Menanggapi laporan itu, Liu Pengyu, juru bicara kedutaan besar China di Washington, mengatakan: “China bersedia terlibat dalam pertukaran dengan AS mengenai hak asasi manusia, selama ada rasa saling menghormati.”
Tetapi “kami dengan tegas menentang campur tangan dalam urusan internal China dengan dalih hak asasi manusia”, tambahnya.
Beijing telah berulang kali membantah tuduhan Washington tentang pelanggaran hak asasi manusia, terutama yang menyangkut wilayah otonomi Xinjiang Uygur.
Dalam beberapa tahun terakhir, China telah mengeluarkan laporannya sendiri tentang pelanggaran hak asasi manusia AS yang mengutip diskriminasi rasial Amerika, polarisasi kekayaan dan kekerasan senjata dan polisi, antara lain.

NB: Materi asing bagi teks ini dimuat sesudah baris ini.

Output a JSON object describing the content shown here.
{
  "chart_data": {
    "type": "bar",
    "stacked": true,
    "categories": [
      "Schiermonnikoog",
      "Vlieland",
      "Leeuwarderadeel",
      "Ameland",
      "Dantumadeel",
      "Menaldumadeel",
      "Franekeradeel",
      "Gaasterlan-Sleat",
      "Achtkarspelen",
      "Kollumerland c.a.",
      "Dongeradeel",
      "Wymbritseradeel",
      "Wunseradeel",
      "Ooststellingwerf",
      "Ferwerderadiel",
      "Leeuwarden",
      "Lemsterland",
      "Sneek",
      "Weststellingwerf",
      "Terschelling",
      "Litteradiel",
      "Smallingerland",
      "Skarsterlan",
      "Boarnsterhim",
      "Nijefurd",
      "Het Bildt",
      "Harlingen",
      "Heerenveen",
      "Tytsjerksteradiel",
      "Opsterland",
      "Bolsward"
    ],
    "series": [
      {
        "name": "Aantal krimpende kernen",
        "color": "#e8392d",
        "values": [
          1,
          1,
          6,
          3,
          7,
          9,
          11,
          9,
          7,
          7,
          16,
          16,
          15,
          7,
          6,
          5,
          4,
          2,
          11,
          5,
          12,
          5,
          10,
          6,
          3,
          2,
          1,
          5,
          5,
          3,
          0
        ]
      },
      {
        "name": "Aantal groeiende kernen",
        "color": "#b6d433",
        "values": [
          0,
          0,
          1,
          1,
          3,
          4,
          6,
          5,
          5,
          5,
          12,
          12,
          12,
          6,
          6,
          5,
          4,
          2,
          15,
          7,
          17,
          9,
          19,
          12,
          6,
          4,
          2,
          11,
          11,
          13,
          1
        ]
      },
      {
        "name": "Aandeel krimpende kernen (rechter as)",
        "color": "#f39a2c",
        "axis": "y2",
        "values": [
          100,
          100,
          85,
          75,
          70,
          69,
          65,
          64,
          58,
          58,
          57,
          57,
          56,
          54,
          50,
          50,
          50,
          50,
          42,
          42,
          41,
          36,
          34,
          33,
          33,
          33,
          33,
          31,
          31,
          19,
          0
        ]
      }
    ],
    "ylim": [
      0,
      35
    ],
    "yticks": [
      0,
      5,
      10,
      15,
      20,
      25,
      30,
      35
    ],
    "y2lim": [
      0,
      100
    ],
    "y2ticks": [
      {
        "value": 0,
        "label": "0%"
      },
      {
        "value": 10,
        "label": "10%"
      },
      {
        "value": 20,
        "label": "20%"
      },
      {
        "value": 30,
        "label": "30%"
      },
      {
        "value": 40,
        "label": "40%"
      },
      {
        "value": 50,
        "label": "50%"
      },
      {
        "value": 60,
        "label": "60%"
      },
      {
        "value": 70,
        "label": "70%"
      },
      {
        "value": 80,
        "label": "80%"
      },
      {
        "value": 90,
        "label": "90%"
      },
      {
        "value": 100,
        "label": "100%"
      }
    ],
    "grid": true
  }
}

“Amerika Serikat, yang didirikan di atas kolonialisme, perbudakan rasis dan ketidaksetaraan dalam tenaga kerja, kepemilikan dan distribusi, semakin jatuh ke dalam rawa kegagalan sistem,” tulis Kantor Informasi Dewan Negara pada Maret tahun lalu.
Politisi Amerika “sembarangan menggunakan hak asasi manusia sebagai senjata untuk menyerang negara lain, menciptakan konfrontasi, perpecahan dan kekacauan di komunitas internasional”, tambahnya.